Now imagine a scenario where the incoming data can be either audio or text. In this case, we need a combined pipeline like the one shown below.

_images/audio_plus_text_pipeline.drawio.svg

Combined pipeline that can handle both text and audio#

Here, the MIME type detector detects the MIME type of the incoming crawled data and sends it to the correct branch of the pipeline.

The code to create this combined pipeline in LangSearch is as simple as the following.

from langsearch.pipelines import assemble, DetectItemTypePipeline, GenericHTMLPipeline
from langsearch.pipelines.types.audio.audiopipeline import GenericAudioPipeline

ITEM_PIPELINES = {
    DetectItemTypePipeline: 100,
    **assemble(GenericHTMLPipeline, GenericAudioPipeline)
}

With this example, we can now finally understand what the DetectItemTypePipeline class and the assemble() function is doing. The DetectItemTypePipeline is basically the MIME type detector node in the last diagram. It detects the MIME type of the incoming crawled data. The assemble() function creates a combined pipeline out of the pipelines passed to it as an argument. The DetectItemTypePipeline class and the assemble() function together ensure that the data goes through the right pipeline components for its MIME type.

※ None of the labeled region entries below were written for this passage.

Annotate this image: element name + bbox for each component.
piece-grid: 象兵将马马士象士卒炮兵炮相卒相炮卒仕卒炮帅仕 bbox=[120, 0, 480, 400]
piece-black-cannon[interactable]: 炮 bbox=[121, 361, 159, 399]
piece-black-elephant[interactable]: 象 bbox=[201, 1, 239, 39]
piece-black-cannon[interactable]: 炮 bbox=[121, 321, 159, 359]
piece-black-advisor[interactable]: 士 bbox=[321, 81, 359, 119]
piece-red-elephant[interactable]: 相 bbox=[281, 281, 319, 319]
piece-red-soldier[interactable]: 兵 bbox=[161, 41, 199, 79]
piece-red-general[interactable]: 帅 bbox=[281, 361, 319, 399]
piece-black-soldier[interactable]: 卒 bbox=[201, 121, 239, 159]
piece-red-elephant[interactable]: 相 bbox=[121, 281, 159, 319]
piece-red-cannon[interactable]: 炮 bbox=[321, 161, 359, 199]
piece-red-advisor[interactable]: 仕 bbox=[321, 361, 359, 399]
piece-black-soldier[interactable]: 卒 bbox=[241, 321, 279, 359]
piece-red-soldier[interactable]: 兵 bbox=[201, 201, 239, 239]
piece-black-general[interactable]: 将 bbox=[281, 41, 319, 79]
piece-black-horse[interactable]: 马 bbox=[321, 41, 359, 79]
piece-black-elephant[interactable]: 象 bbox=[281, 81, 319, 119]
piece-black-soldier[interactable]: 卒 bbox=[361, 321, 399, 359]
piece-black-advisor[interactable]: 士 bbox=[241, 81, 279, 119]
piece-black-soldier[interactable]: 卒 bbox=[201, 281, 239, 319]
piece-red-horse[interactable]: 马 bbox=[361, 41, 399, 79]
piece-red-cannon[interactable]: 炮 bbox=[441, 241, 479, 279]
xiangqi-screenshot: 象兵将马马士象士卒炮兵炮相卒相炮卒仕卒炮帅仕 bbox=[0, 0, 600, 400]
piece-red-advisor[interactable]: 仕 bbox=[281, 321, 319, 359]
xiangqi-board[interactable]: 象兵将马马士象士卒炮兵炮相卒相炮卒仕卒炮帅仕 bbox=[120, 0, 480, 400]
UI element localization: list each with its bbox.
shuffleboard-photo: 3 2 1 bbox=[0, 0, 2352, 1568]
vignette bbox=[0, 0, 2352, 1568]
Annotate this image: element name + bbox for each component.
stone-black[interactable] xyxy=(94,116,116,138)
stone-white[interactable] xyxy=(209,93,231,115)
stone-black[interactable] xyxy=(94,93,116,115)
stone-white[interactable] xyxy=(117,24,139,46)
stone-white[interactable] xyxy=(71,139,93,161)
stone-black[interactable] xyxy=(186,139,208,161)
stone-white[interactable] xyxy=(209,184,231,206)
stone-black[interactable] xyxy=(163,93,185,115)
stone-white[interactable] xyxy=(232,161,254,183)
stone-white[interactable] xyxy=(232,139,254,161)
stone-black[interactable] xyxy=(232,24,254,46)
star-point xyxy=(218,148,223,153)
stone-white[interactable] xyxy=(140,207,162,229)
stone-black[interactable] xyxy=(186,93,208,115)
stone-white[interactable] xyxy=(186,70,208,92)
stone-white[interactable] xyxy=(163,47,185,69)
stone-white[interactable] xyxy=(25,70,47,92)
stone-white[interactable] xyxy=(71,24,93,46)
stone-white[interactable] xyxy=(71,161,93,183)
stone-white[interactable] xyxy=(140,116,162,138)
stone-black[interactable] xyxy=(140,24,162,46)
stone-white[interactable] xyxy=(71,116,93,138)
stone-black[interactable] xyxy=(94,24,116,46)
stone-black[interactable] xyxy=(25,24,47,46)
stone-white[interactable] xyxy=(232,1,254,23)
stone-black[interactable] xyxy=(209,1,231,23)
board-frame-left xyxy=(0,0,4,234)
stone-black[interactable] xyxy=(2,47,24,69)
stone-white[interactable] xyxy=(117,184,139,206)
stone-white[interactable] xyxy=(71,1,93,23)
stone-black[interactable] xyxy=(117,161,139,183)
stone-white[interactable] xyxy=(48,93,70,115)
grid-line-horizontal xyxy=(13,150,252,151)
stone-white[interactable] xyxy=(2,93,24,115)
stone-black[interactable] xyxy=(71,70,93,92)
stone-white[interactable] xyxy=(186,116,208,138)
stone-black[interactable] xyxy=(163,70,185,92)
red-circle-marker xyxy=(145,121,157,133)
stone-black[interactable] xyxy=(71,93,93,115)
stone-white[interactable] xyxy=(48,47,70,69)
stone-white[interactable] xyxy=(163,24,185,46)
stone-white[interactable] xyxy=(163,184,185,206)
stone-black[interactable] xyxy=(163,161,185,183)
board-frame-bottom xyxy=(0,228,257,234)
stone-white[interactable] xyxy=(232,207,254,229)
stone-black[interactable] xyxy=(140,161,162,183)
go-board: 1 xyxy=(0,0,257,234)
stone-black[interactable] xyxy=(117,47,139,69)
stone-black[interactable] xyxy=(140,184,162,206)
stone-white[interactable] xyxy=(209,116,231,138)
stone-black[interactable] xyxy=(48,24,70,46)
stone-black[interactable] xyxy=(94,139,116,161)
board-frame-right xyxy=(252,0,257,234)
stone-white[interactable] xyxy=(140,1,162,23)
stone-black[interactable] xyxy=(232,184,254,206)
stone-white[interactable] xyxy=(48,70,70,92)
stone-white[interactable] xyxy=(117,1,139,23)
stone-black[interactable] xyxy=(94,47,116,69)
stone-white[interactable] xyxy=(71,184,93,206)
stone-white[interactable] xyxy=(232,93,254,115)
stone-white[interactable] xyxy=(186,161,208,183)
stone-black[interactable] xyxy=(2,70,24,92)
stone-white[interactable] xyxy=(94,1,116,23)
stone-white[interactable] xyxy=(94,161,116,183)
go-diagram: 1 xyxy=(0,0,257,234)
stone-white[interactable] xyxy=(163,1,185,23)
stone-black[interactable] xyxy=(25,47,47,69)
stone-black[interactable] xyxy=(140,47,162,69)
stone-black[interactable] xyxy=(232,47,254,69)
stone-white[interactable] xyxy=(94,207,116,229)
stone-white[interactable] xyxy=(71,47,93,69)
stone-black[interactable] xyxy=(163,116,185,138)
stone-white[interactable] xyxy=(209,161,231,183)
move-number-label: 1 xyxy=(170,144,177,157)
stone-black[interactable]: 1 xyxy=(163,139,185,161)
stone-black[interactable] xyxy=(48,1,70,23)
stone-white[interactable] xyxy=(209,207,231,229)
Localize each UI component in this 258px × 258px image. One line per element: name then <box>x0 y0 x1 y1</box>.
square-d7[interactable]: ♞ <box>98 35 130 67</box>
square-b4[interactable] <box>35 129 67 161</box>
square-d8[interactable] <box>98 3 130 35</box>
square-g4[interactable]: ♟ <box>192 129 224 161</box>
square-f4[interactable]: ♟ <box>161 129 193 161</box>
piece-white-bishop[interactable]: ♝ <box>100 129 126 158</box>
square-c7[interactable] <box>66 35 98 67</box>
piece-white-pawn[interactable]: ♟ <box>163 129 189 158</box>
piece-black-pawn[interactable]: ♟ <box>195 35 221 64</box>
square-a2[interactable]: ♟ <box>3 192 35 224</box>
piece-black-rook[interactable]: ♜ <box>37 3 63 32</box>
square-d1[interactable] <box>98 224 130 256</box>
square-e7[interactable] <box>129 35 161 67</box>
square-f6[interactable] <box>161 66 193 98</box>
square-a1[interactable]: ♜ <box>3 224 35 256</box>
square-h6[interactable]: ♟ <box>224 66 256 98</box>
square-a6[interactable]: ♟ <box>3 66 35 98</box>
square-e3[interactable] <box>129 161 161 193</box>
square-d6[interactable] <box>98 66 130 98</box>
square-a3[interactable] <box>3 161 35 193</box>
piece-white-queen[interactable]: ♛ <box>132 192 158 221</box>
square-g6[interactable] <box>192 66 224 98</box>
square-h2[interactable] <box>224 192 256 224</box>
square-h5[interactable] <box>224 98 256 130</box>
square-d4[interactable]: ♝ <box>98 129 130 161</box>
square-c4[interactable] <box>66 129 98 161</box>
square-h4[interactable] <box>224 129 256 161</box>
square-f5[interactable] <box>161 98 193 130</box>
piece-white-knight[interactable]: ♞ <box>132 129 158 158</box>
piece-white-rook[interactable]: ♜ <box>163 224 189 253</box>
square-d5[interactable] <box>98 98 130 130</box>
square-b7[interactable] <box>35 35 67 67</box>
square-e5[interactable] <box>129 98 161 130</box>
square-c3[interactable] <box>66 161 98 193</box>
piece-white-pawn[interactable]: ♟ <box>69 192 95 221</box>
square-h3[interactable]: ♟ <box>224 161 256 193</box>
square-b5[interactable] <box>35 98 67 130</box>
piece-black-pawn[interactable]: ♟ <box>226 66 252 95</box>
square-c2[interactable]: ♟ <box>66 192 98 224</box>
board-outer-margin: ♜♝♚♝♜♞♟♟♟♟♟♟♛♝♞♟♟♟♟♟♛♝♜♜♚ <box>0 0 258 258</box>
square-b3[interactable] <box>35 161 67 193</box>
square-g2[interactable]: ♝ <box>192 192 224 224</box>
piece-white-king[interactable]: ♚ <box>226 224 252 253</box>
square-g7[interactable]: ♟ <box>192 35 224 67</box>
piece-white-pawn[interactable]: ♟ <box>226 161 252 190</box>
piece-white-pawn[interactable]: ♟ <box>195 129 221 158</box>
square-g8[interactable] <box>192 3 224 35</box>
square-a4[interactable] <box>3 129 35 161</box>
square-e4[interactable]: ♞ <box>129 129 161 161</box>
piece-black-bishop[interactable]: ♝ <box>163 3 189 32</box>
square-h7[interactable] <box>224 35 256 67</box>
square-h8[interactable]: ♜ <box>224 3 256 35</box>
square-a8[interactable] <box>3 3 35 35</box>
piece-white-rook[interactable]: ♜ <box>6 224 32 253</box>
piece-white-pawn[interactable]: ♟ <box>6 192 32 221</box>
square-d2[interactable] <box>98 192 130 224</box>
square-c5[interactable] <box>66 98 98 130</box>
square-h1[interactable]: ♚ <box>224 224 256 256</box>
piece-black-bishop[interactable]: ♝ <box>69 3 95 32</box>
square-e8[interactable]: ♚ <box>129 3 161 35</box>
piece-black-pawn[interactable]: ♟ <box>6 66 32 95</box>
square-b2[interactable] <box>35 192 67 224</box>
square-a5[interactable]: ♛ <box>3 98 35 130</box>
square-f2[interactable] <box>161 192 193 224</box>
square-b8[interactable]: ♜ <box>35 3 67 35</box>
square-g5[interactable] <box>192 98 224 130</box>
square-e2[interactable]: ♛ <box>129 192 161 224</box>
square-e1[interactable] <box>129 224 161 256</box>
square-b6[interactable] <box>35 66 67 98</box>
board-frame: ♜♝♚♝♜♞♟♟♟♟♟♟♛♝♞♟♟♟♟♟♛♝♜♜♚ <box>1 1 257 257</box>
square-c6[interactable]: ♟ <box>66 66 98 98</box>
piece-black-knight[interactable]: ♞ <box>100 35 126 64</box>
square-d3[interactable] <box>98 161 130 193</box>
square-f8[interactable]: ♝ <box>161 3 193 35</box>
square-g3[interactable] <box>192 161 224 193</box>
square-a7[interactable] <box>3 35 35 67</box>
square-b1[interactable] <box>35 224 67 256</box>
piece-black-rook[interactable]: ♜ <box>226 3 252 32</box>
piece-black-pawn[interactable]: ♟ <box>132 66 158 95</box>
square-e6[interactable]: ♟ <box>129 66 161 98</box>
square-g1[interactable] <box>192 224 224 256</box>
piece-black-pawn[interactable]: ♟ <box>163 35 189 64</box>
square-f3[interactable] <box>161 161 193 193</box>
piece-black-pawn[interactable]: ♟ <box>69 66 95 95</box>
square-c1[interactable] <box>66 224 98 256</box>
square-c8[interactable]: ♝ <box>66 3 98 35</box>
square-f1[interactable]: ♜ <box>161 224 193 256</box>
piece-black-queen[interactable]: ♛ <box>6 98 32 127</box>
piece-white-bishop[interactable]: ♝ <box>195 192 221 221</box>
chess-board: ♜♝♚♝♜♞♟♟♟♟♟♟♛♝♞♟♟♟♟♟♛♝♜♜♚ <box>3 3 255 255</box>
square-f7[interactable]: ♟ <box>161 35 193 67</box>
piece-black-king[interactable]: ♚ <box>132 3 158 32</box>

We can extend this naturally to all the built-in pipelines in LangSearch as follows.

from langsearch.pipelines import assemble, DetectItemTypePipeline, GenericHTMLPipeline
from langsearch.pipelines.types.plaintext.plaintextpipeline import GenereicPlainTextPipeline
from langsearch.pipelines.types.audio.audiopipeline import GenericAudioPipeline
from langsearch.pipelines.types.image.imagepipeline import GenericImagePipeline
from langsearch.pipelines.types.other.otherpipeline import GenericOtherPipeline

ITEM_PIPELINES = {
    DetectItemTypePipeline: 100,
    **assemble(GenericPlainTextPipeline, GenericHTMLPipeline, GenericAudioPipeline, GenericImagePipeline, GenericOtherPipeline)
}

And just like that, you now have a pipeline that can index more than 1000 different MIME types including plain text, html, audio/video, images, pdfs, powerpoint presentations, word documents etc.